The baby boomers, more comfortable than earlier generations taking out debt, make for prime Home Equity Conversion Mortgage customers. And plenty of lenders are lining up to serve this market.
The problem is, many don't have the wherewithal to service reverse mortgages, with their complicated draw options, payback scenarios and special clientele.
Reverse Mortgage Solutions here believes it can help. The company offers to subservice reverse mortgages for lenders that want to get into the game and maintain ownership of the customer relationship but don't want to actually manage administration of reverse mortgages internally.

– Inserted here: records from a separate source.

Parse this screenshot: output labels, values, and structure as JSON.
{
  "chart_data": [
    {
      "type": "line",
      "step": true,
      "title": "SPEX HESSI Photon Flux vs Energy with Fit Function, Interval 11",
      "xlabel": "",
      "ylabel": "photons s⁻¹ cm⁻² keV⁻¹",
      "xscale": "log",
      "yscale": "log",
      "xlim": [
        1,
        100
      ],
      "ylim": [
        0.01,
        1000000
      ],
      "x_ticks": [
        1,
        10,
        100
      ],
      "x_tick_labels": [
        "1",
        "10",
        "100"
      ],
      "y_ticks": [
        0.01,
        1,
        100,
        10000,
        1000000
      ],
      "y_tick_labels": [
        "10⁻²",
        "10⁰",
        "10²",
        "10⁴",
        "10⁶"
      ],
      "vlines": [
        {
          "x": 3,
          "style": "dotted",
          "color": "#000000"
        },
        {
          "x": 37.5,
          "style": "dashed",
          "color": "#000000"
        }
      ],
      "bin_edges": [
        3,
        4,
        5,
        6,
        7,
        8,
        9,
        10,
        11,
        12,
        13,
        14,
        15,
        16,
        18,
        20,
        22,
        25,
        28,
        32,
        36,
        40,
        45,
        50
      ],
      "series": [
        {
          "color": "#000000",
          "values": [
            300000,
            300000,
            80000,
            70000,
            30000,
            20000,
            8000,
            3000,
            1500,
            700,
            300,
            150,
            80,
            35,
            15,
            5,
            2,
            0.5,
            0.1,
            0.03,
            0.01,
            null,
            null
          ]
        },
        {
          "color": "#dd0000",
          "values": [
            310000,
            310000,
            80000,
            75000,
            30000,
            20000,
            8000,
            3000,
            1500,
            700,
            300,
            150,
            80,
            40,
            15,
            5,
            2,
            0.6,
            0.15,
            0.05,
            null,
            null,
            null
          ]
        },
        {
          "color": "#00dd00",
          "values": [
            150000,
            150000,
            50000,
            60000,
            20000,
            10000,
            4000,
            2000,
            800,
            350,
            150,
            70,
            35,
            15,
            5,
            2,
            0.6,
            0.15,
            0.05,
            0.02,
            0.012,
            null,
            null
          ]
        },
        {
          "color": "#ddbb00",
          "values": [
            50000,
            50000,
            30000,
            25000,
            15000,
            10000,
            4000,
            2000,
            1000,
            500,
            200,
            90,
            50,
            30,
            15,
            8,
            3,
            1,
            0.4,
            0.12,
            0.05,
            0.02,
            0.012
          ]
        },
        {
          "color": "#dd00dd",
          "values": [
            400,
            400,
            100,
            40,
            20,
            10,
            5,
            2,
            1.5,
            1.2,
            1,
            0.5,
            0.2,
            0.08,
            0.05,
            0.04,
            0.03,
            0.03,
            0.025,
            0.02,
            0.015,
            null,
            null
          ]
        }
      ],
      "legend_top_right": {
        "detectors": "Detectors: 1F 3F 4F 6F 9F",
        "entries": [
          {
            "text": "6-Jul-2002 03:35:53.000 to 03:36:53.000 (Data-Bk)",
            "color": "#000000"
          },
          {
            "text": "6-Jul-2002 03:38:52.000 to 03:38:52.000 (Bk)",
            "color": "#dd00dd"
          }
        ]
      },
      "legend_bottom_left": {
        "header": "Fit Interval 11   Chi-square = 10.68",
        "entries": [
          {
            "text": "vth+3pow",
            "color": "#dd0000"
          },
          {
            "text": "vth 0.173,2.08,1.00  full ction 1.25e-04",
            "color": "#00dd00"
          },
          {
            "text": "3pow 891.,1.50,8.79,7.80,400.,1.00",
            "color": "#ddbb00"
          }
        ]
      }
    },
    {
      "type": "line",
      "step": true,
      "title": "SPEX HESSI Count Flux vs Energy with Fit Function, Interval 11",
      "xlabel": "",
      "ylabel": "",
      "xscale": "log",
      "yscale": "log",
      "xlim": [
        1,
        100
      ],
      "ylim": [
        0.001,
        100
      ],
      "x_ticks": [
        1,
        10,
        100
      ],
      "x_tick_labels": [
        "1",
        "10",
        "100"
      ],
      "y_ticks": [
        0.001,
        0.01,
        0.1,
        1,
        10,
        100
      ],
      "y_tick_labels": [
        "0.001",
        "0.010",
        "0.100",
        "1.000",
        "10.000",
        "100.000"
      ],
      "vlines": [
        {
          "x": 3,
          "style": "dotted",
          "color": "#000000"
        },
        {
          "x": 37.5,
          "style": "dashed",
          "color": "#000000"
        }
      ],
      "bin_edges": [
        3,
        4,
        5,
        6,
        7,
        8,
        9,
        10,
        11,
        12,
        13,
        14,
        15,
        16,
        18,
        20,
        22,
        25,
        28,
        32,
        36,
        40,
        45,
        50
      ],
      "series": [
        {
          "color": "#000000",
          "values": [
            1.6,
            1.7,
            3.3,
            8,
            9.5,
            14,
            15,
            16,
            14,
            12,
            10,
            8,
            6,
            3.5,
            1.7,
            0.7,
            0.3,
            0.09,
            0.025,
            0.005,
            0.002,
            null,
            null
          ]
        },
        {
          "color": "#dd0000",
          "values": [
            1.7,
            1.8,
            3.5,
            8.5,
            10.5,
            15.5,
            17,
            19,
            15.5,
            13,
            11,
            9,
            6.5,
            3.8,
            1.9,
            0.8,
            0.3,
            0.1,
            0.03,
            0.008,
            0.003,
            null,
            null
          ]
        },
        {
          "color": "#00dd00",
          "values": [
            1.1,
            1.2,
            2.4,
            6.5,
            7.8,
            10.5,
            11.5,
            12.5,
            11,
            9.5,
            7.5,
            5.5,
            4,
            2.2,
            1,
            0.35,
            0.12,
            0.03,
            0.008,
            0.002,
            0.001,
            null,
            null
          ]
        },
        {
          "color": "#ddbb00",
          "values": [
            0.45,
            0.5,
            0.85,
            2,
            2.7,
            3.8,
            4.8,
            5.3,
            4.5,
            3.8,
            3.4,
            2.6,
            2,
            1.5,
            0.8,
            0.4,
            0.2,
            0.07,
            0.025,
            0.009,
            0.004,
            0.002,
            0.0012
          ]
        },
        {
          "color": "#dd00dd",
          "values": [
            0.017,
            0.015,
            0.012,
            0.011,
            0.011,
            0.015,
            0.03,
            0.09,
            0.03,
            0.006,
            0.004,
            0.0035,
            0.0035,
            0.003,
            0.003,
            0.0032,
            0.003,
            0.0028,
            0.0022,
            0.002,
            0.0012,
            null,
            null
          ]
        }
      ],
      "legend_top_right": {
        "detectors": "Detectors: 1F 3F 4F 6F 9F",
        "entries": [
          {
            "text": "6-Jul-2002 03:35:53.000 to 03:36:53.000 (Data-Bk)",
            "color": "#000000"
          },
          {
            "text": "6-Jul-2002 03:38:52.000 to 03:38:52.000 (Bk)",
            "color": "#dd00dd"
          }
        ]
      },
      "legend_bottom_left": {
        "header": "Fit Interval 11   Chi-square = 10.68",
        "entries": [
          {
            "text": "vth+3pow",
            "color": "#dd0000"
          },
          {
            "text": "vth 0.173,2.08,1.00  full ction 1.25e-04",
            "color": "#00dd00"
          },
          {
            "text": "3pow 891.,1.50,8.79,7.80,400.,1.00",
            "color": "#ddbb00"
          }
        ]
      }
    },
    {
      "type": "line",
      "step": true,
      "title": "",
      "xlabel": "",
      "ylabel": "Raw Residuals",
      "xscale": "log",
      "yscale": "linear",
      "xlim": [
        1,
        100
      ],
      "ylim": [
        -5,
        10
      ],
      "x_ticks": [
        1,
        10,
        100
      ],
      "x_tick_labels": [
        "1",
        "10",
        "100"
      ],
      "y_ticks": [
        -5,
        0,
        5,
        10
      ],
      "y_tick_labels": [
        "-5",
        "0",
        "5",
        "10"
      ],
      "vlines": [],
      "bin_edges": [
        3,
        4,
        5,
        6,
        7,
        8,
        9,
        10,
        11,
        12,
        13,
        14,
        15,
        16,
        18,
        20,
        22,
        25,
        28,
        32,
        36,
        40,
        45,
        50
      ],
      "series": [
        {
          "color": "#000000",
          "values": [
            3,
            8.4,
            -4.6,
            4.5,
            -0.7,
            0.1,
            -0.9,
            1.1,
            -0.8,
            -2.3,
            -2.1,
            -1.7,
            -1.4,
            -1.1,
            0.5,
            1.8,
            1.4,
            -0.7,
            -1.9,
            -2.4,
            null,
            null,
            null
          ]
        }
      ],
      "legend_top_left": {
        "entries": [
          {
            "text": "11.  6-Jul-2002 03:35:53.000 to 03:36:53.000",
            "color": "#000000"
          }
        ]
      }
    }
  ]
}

Marc Helm, chief operating officer of Reverse Mortgage Solutions, said the baby boom generation is less self-conscious about debt and more sophisticated about managing finances. With the help of things like a reverse mortgage, which essentially turns the equity into their homes into an annuity to supplement their income, they can maximize their retirement income.
Most of the reverse mortgage lending being done today comes through the Federal Housing Administration's Home Equity Conversion Mortgage program, which has a $250,000 loan cap, though some legislators want to raise the maximum. There's also a private reverse mortgage market, though growth of non-government-insured HECM lending has been stunted by Wall Street's lack of interest in new mortgage products in the current economic environment.
As a servicer, he said RMS has the benefit of having staff who helped build the master servicing system used by HUD for the FHA program. RMS has created its own proprietary technology for administering reverse mortgage loans.